At 250 tonnes, the original block of marble had its centre drilled out in the Michelangelo quarry to reduce its weight as far as possible for transportation down the steep winding road to the Michelangelo Studio, Carrara. This in itself was a feat of logistics and required careful planning and patience to ensure it reached the studio safely.

== Style ==

The scale of Chromy's Cloak of Conscience, and the whiteness of the Carrara marble recalls the art of Bernini (1598–1680): flesh and cloth rendered as stone - the very opposite of its natural material qualities. This has also been referred to as the 'art of petrifaction', recalling Ovid's story of how the animism and 'diverse attitudes' of some marble sculptures can be such that they could be mistaken for real persons, which is a reverse operation in addressing the traditional ambiguity of sculpture.

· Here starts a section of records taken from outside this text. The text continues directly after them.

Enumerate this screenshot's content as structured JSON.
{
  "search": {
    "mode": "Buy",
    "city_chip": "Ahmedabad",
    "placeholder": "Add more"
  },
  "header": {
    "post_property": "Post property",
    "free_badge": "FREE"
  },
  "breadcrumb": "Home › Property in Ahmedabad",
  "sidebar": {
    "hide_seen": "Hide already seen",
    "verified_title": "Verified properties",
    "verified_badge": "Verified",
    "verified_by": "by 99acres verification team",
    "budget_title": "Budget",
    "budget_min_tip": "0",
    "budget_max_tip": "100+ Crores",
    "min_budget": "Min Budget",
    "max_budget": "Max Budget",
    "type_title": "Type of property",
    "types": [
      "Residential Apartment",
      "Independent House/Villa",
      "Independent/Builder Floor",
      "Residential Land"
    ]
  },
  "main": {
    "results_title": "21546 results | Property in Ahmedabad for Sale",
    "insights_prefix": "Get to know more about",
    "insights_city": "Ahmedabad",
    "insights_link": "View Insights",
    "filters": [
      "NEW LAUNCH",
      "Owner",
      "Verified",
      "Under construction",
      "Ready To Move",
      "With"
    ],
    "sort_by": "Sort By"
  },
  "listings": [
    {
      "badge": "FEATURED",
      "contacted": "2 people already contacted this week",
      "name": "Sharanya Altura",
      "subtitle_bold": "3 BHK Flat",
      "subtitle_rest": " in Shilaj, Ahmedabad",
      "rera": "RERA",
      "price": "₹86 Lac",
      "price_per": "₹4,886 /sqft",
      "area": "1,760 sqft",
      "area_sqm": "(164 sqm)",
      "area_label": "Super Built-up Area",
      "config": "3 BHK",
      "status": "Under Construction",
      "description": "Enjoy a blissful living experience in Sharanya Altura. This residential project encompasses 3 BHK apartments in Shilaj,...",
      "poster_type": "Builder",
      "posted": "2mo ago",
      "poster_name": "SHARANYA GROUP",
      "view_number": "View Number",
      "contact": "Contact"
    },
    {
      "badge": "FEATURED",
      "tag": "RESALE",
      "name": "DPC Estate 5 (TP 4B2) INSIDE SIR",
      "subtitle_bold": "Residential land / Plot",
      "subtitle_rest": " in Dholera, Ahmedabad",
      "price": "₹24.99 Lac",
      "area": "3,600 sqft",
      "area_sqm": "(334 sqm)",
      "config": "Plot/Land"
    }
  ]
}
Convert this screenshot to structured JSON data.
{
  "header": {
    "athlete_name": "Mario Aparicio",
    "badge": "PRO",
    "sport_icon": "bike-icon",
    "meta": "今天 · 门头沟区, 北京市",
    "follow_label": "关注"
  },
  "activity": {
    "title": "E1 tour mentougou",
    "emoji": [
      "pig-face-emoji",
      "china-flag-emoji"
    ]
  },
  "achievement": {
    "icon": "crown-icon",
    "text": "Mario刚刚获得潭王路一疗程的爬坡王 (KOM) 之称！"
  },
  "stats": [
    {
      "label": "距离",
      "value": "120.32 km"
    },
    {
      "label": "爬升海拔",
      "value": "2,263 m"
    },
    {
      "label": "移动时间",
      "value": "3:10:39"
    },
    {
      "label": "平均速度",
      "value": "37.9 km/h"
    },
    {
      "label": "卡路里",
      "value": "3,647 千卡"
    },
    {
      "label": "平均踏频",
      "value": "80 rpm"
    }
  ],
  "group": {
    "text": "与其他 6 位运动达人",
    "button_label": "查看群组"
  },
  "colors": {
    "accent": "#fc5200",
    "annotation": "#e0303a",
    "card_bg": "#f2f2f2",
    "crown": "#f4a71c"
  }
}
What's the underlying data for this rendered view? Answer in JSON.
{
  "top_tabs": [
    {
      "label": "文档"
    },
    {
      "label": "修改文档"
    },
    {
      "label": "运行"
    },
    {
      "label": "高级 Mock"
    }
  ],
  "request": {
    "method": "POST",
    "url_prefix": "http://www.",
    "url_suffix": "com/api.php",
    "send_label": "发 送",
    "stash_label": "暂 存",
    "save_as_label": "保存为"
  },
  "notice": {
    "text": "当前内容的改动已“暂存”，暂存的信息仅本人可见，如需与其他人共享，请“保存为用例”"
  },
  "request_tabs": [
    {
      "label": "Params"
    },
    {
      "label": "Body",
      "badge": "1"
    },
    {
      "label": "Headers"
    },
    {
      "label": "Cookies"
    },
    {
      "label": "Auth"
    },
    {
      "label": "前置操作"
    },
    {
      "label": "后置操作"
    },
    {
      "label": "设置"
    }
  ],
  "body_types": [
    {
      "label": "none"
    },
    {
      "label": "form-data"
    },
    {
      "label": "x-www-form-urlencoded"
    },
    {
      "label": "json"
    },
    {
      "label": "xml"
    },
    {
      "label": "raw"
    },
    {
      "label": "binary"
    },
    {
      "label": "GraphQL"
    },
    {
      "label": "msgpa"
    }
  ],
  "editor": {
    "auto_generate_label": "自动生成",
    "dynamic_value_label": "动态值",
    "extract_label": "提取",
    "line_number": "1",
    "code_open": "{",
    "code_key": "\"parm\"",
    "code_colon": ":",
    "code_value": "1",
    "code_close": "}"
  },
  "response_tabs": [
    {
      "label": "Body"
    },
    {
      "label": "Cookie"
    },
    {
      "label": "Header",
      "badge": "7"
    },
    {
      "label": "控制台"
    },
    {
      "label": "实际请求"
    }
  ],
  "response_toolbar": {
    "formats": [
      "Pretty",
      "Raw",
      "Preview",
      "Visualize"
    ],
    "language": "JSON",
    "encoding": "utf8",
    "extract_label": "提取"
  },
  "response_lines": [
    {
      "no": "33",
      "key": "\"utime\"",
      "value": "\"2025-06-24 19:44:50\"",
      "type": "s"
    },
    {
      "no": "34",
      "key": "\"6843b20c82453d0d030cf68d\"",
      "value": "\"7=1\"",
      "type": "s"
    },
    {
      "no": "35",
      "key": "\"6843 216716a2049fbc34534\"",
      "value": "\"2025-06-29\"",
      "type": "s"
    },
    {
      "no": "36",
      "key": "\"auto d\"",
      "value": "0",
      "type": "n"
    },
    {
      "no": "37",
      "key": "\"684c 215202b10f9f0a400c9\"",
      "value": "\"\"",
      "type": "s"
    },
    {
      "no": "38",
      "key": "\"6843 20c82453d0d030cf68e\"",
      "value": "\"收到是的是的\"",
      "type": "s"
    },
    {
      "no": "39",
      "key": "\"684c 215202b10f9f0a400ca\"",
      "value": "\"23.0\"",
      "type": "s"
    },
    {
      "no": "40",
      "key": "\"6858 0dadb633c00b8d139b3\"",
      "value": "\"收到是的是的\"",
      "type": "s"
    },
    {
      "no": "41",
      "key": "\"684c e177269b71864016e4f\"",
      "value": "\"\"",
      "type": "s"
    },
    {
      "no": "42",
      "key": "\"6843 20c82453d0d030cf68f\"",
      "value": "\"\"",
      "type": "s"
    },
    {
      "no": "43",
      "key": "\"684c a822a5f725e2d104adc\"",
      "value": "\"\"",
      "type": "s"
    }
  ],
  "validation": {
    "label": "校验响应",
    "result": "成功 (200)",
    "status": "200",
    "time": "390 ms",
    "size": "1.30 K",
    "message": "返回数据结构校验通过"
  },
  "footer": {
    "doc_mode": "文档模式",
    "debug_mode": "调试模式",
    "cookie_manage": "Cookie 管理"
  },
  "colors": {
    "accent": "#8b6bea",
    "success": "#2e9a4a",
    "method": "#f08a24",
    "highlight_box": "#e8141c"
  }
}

The apparent aim of Baroque sculptors such as Bernini was to achieve the possibility for marble to appear as both solid and translucent, and to imply a plasticity and weightlessness that is radically at odds with its material quality. Michelangelo too, was masterful at creating the impression of flesh from marble, as seen in his David. However Chromy references this tradition with an inversion of the illusion of stone as flesh. First of all there is no positive analogue of the human body with which we can engage in the view of soft tissue, which almost always demands at least partial nudity.
Instead the work is dominated by the folds of cloth and the absent volume of a body, which implies weight — so much weight in fact that we can call this a building (or an architectural sculpture) even a 'chapel', and as such it perhaps has more in common with the use of marble in architecture than in sculpture.
In contrast to Rachel Whiteread's procedure of making positive volumes out of negative space, Chromy constructs a negative space out of a solid volume: the human body. The marble therefore becomes a material of strength, a structural material, rather than one that engages in the illusion of weightlessness — in this way it is a different approach to Chromy's works in bronze which, like the sculptures of Ancient Greece, appear to defy gravitational forces by capturing the dynamism of the human body, many of which can be seen in the National Archaeological Museum of Athens, which contains the richest collection of artifacts from Greek antiquity worldwide.

It is outside this museum that one of the Cloak's replicas, a 'Coat of Peace' was placed following Anna Chromy's exhibition there "Antique Myths" in 2007, at which many of her bronze sculptures were displayed, such as Sysiphus (2003).

== Inspiration ==
When asked about her inspiration for The Cloak of Conscience, Anna Chromy quoted Albert Einstein: "The most beautiful experience we can have is the mysterious. It is the fundamental emotion that stands at the cradle of true art and true science...". Chromy tells us her vision, as she set to work on the Cloak, was to create something from 'shining white marble' which is "the physical image of Harmony: harmony between Man, Nature and all Created".

== A Cloak for the World ==
To commemorate completion of The Cloak of Conscience following five years of work, Anna Chromy released A Cloak for the World, a replicable artwork which depicts Cloak dressed in the national flags of 200 countries of the world. The piece was released in November 2010.